Last Updated: 2011-06-08 13:47:30 UTC
by Johannes Ullrich (Version: 1)
We keep getting ongoing reports from readers about spam being sent from legitimate Hotmail accounts. Like web mail systems in general, Hotmail accounts are targeted to be able to send spam from "trusted" sources. if an e-mail is received from a friend or relative, you are much more likely to open and read it.
These accounts are compromised via many ways, most commonly these days via phishing. The question always is if it is actually a compromised account, or just someone spoofing the "From" address.
Hotmail adds some characteristic headers that can be used to identify the source as hotmail. While they may be faked of course, the allow you to narrow down the chances of the account being compromised.
You should see a "Received" header from a hotmail.com host, using Microsoft SMTSVC. If the e-mail was posted via the web interface, you should also see an "X-Oritinating-IP" header, with the IP address of the sender. Here are some sample headers from an e-mail I sent to myself via hotmail, using the web interface:
Received: from snt0-omc2-s38.snt0.hotmail.com (snt0-omc2-s38.snt0.hotmail.com [220.127.116.11])

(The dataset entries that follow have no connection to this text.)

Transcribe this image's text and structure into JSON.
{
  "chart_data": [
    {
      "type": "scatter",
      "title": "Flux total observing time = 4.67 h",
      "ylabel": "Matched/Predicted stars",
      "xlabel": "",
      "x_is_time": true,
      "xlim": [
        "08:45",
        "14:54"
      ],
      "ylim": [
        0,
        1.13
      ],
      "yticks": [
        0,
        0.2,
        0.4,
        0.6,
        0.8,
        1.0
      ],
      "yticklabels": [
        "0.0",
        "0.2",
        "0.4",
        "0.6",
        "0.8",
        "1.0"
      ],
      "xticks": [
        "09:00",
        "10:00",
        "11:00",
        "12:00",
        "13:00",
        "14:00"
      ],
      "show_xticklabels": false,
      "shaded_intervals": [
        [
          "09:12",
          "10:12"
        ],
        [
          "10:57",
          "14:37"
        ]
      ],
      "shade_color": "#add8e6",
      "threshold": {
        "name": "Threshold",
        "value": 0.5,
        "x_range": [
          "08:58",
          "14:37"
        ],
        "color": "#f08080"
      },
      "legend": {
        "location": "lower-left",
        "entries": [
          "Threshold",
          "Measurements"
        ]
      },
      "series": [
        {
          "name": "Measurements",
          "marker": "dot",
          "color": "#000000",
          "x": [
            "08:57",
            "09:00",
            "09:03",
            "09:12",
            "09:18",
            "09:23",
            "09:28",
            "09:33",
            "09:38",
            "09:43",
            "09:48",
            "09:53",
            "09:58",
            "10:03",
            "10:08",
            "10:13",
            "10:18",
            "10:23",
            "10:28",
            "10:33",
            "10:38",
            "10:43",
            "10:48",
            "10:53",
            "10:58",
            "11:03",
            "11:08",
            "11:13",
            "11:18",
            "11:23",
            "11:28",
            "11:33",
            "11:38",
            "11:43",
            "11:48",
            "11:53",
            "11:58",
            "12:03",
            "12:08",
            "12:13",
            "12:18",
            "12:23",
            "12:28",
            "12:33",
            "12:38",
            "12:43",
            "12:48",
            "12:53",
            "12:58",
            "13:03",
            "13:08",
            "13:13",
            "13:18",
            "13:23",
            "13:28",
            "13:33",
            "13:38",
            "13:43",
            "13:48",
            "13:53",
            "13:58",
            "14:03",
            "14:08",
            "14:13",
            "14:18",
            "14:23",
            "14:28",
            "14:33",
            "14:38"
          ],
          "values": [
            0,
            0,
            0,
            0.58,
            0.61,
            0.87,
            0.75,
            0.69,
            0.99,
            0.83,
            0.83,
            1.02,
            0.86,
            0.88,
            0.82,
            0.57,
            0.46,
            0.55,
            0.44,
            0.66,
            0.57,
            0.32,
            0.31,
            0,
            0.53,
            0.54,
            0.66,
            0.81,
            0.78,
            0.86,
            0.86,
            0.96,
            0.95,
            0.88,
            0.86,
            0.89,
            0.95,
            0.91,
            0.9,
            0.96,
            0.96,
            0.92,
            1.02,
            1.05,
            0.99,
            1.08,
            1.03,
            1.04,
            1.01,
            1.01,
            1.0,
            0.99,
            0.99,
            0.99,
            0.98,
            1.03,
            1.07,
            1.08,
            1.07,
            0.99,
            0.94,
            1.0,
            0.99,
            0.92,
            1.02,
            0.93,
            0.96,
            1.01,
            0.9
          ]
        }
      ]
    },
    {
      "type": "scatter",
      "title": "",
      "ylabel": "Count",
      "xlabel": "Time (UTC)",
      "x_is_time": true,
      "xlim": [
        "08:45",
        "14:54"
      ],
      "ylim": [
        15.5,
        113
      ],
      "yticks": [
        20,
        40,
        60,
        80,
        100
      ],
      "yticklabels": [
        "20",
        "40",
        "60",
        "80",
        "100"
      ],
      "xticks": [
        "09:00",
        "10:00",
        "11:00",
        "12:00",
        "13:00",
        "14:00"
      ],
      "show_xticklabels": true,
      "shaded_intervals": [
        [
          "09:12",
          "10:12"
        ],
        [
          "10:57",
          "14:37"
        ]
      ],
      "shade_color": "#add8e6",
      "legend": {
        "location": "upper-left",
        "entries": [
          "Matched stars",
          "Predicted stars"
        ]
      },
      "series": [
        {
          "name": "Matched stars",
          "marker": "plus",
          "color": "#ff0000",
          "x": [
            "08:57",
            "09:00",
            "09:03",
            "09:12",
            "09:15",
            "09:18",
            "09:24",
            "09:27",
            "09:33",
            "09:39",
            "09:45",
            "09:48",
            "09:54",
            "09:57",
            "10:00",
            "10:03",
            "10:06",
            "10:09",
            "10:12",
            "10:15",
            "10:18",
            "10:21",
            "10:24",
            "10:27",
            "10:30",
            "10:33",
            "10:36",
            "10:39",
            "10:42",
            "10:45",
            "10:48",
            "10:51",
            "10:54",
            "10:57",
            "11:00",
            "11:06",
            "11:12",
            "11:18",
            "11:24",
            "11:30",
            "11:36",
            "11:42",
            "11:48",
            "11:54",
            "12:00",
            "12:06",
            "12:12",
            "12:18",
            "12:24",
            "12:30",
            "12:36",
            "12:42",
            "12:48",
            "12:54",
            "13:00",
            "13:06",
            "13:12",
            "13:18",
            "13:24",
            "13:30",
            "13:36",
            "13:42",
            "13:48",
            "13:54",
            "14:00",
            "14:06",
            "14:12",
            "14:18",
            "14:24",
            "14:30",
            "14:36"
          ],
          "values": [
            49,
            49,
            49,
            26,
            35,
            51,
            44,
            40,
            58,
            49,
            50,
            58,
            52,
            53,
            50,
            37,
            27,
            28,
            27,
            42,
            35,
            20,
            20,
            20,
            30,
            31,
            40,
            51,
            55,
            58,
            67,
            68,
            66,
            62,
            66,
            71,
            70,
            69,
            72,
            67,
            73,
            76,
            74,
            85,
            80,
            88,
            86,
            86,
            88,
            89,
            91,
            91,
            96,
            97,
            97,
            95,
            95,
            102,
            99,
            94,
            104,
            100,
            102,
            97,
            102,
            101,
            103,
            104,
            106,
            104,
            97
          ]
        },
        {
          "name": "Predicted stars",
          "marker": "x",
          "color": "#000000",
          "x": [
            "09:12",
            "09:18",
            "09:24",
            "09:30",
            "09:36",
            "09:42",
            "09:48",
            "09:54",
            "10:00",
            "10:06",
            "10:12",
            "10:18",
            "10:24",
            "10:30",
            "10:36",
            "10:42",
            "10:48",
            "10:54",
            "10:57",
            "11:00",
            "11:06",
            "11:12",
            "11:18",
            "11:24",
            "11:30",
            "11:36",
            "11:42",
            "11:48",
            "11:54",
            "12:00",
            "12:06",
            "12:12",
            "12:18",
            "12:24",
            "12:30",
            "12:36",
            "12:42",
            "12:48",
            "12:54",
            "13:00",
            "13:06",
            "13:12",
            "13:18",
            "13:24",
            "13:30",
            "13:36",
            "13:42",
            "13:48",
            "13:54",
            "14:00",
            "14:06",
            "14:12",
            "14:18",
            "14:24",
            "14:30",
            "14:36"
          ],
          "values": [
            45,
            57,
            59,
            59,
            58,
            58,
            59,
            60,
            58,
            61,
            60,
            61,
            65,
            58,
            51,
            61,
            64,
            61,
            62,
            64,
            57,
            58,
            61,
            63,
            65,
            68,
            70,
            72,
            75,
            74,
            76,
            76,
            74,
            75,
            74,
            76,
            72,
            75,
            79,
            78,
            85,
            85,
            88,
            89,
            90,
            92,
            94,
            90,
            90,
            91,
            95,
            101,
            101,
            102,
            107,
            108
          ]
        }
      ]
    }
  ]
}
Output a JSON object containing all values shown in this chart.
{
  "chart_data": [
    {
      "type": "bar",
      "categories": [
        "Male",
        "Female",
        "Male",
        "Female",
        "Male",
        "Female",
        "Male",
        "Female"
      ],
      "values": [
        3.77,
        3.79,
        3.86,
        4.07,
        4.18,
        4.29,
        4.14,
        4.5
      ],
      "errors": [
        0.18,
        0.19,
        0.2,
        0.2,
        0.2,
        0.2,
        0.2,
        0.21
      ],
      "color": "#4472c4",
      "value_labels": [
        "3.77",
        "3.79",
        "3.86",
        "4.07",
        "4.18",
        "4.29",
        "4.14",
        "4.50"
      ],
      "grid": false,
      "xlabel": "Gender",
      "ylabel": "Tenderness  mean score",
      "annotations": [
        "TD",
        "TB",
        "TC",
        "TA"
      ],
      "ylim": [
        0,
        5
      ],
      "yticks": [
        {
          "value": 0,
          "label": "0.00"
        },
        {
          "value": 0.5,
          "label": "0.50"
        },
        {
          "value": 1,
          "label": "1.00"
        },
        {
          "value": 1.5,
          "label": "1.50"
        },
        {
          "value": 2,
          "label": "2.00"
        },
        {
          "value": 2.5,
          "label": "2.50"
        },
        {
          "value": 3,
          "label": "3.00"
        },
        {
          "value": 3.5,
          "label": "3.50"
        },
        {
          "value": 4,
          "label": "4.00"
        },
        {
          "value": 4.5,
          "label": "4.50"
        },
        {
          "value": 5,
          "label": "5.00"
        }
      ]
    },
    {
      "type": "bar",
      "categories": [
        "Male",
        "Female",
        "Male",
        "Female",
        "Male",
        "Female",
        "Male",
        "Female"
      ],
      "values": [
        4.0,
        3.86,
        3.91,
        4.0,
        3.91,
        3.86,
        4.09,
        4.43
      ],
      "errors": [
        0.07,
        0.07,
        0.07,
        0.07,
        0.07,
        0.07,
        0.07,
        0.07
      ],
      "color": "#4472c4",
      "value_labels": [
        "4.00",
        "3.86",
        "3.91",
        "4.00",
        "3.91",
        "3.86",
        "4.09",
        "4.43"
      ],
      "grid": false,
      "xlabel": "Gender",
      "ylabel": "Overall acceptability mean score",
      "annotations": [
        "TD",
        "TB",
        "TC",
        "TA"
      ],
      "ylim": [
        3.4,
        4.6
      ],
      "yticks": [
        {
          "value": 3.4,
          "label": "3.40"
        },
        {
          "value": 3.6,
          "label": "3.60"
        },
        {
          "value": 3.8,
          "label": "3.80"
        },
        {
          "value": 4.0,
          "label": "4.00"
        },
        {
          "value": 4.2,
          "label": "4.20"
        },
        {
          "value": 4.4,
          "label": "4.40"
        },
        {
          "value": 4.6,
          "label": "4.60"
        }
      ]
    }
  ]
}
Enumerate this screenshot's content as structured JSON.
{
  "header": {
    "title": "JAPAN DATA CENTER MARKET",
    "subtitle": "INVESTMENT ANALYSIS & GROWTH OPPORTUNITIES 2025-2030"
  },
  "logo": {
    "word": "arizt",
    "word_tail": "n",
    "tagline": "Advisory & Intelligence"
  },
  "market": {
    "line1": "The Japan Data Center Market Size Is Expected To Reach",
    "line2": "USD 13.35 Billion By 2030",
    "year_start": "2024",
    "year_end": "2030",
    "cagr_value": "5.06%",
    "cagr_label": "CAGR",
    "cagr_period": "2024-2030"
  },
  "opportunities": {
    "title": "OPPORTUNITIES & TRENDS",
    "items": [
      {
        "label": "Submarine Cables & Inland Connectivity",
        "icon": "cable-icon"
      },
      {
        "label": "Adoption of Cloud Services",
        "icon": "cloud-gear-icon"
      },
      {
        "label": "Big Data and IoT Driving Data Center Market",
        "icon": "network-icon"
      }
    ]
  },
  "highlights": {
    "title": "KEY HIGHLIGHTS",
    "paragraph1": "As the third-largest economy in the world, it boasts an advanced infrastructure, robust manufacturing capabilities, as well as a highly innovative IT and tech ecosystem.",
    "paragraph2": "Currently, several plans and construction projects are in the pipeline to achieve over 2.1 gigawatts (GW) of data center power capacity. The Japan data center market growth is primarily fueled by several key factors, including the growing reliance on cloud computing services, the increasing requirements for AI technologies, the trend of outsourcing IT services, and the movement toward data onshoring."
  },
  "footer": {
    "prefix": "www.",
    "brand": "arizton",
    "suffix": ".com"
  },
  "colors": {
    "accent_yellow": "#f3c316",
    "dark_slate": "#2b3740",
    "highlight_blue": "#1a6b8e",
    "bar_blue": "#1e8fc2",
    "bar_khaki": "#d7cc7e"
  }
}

Received: from SNT112-W36 ([18.104.22.168]) by snt0-omc2-s38.snt0.hotmail.com with Microsoft SMTPSVC(6.0.3790.4675);
I obfuscated the X-Originating header.
Next question we get: What to do if you find out your friends hotmail account was compromised? If your friend is "lucky", all that happened was a phishing attack. Your friend only needs to change the password (and of course, all sites he uses the same password with). Worse case: Your friend is infected with malware that stole the password. Point the friend to some decent anti-malware detection, or if you are a real good friend, help with the cleanup.